Cure rates are upward of 95 percent for patients with a sibling match. For donors who are a match but not related to the patient, the cure rate is closer to 75 percent. But fewer than one in 10 patients ends up finding a match. And, even when they do, bone marrow transplants entail serious risks: graft failure, infection, organ failure and graft-versus-host disease – a condition that results when a patient’s immune system attacks their new bone marrow.

Scott said he is excited to hear about the new gene therapy that is in the news and hopes it may eventually mean help for him. “It would be worth it to me if it meant living one day without sickle cell disease.”

Kanter said there are several potential benefits of gene therapy over a bone marrow transplant. “For one, finding a match is not an issue, because everyone is their own donor.”

Here’s how it works. First, stem cells are harvested from a patient’s own bone marrow. Those stem cells are given a retrovirus that contains genes for a therapeutic hemoglobin called T87Q – a process called transduction. Then, the transduced cells are infused back into the patient where they hopefully begin producing T87Q en masse.
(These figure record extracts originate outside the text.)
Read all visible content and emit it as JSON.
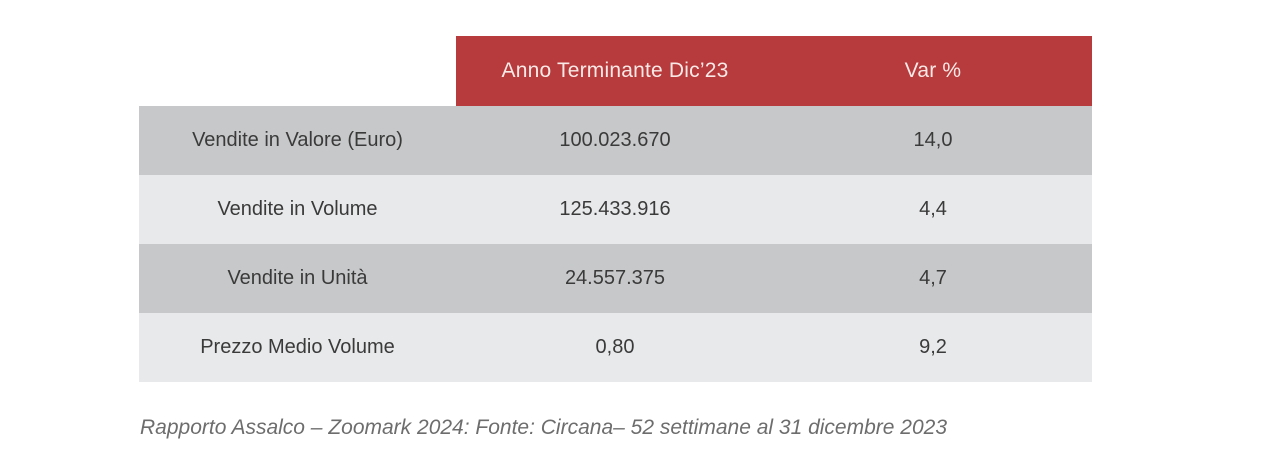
{
  "table": {
    "header": {
      "value_col": "Anno Terminante Dic’23",
      "var_col": "Var %"
    },
    "rows": [
      {
        "label": "Vendite in Valore (Euro)",
        "value": "100.023.670",
        "var": "14,0"
      },
      {
        "label": "Vendite in Volume",
        "value": "125.433.916",
        "var": "4,4"
      },
      {
        "label": "Vendite in Unità",
        "value": "24.557.375",
        "var": "4,7"
      },
      {
        "label": "Prezzo Medio Volume",
        "value": "0,80",
        "var": "9,2"
      }
    ]
  },
  "caption": "Rapporto Assalco – Zoomark 2024: Fonte: Circana– 52 settimane al 31 dicembre 2023",
  "colors": {
    "header_bg": "#b73a3c",
    "header_text": "#f9e9e7",
    "row_dark": "#c7c8ca",
    "row_light": "#e8e9eb",
    "body_text": "#3a3a3a",
    "caption_text": "#6d6d6d"
  },
  "chart_data": {
    "type": "table",
    "columns": [
      "",
      "Anno Terminante Dic’23",
      "Var %"
    ],
    "rows": [
      [
        "Vendite in Valore (Euro)",
        "100.023.670",
        "14,0"
      ],
      [
        "Vendite in Volume",
        "125.433.916",
        "4,4"
      ],
      [
        "Vendite in Unità",
        "24.557.375",
        "4,7"
      ],
      [
        "Prezzo Medio Volume",
        "0,80",
        "9,2"
      ]
    ],
    "caption": "Rapporto Assalco – Zoomark 2024: Fonte: Circana– 52 settimane al 31 dicembre 2023"
  }
}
Hemoglobin T87Q mimics the natural anti-sickling properties of fetal hemoglobin, which most – but not all – individuals convert into adult hemoglobin before one year of age.

“Individuals that retain 30 percent or more of fetal hemoglobin are usually asymptomatic, even when they have sickle cell disease,” Kanter said. “And some people are just born that way.”

The hope is that through gene therapy, doctors like Kanter can give patients the same natural resistance to sickle cell disease that some people are born with. Not all patients who have undergone the therapy have met the 30 percent threshold, but even patients making as little as 10 percent therapeutic hemoglobin after the transplant have shown some clinical benefits, as presented at the American Society of Hematology in December 2016.  

“It’s too early to tell how significant those benefits are, but the patients are having a lot less pain,” Kanter said.

Though she’s hopeful, she said even if the treatment is approved by the FDA, the process of scaling it will be a long time coming. Currently, it’s also prohibitively expensive. “It’s a complicated process, and to ensure quality, at least in the short term, this treatment will only be offered at designated centers,” she explained. “If things go well, MUSC will likely be one of those centers, given that we’re a participant in the phase I study.”

But that’s the big picture, years down the road.  A handful of patients enrolled in the early studies won’t have to wait that long. When asked about what that might mean to him, Scott said he prays the therapy turns out to be a cure. “But I will be eternally grateful if it offers any improvement for people with sickle cell disease.”